A 1949 mass shooting that left 13 people dead is widely considered to have been the first in the country. Today, there is a school shooting on US soil every 60 hours. This long legacy of preventable violence is something Novell’s family has experienced on a personal level: "My grandpa—his family was killed in Camden, New Jersey, during the first mass shooting in America, while he hid in a closet," she told Broadly. "Yesterday, I hid in a closet, too. This is happening to all of us, and it won’t stop if things won’t change."
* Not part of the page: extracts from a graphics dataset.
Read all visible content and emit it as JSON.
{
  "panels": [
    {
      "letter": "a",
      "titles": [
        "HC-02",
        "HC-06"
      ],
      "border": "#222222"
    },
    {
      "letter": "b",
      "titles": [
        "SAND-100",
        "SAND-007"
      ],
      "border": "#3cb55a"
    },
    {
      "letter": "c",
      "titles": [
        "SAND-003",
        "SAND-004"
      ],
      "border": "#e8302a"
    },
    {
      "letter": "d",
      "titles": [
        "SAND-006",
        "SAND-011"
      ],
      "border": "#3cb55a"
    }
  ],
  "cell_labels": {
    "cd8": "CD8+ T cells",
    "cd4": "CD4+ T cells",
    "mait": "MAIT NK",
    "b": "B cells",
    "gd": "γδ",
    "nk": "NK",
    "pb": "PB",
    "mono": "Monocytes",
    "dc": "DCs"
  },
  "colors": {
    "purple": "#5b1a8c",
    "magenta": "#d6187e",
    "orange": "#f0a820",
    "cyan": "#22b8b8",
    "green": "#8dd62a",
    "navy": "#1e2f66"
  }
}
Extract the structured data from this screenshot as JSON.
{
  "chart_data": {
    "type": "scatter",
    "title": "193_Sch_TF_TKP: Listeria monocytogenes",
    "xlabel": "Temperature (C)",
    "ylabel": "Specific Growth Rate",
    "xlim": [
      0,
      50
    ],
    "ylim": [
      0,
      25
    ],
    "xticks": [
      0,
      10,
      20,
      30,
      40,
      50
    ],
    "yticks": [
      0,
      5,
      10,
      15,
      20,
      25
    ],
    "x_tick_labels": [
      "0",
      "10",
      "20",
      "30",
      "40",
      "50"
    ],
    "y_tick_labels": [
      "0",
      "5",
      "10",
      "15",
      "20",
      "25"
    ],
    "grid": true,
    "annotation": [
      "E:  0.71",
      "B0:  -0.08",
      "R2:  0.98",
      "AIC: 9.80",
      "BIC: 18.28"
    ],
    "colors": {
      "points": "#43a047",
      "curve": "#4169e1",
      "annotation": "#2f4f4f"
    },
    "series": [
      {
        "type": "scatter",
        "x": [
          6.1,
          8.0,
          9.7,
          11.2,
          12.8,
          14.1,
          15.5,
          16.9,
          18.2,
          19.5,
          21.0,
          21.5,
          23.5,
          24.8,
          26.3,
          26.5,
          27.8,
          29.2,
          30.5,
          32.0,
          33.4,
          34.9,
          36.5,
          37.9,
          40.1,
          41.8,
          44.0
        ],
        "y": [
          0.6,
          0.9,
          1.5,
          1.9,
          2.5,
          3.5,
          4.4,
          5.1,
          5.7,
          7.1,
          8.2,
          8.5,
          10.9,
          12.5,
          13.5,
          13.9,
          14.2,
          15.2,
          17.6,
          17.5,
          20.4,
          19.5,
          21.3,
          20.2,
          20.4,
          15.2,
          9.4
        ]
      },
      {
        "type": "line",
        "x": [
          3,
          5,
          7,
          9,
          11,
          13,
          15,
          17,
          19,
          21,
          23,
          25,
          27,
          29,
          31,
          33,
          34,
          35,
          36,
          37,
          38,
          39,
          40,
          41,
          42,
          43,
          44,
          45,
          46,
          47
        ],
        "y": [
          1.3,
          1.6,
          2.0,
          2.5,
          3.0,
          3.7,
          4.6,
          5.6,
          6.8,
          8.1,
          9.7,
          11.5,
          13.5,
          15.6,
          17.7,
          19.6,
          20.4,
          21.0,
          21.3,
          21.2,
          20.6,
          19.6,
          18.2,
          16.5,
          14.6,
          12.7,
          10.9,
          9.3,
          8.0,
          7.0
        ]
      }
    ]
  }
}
Marjory Stoneman Douglas High teachers and administrators have also started to publicly call for effective gun control policy. "Now is the time to have a real conversation about gun control legislation," Broward County Schools Superintendent Rob Runcie said in a statement. In an interview with MSBNC, Melissa Falkowski, a teacher at the high school, discussed the extensive preparations school administrators had taken to prepare students for an attack: "We talked to every single class period that sat in front of us about what to do in this situation," she said. "Even with that we still have seventeen casualties, seventeen people who won’t return to their families, and to me that is totally unacceptable."

"From my personal viewpoint it’s time for Congress, the government, somebody to do something, and it’s time to talk about what the problem is and to try to fix it," she added.

On Thursday, Senate leaders held a moment of silence for victims of the shooting, according to CNN—but "there was no plan as of Thursday morning by Republicans who control Congress to take any legislative action." And several gun control measures introduced in the past year, in the aftermath of a Las Vegas shooting that left 58 dead and over 800 injured, remain stalled.

"I don’t understand how [Congress] can keep saying sorry about the people that have been killed without changing the laws or even talking about the fact that guns are dangerous," said Novell. "The right to bear arms is not as important as staying alive and not being afraid for your safety."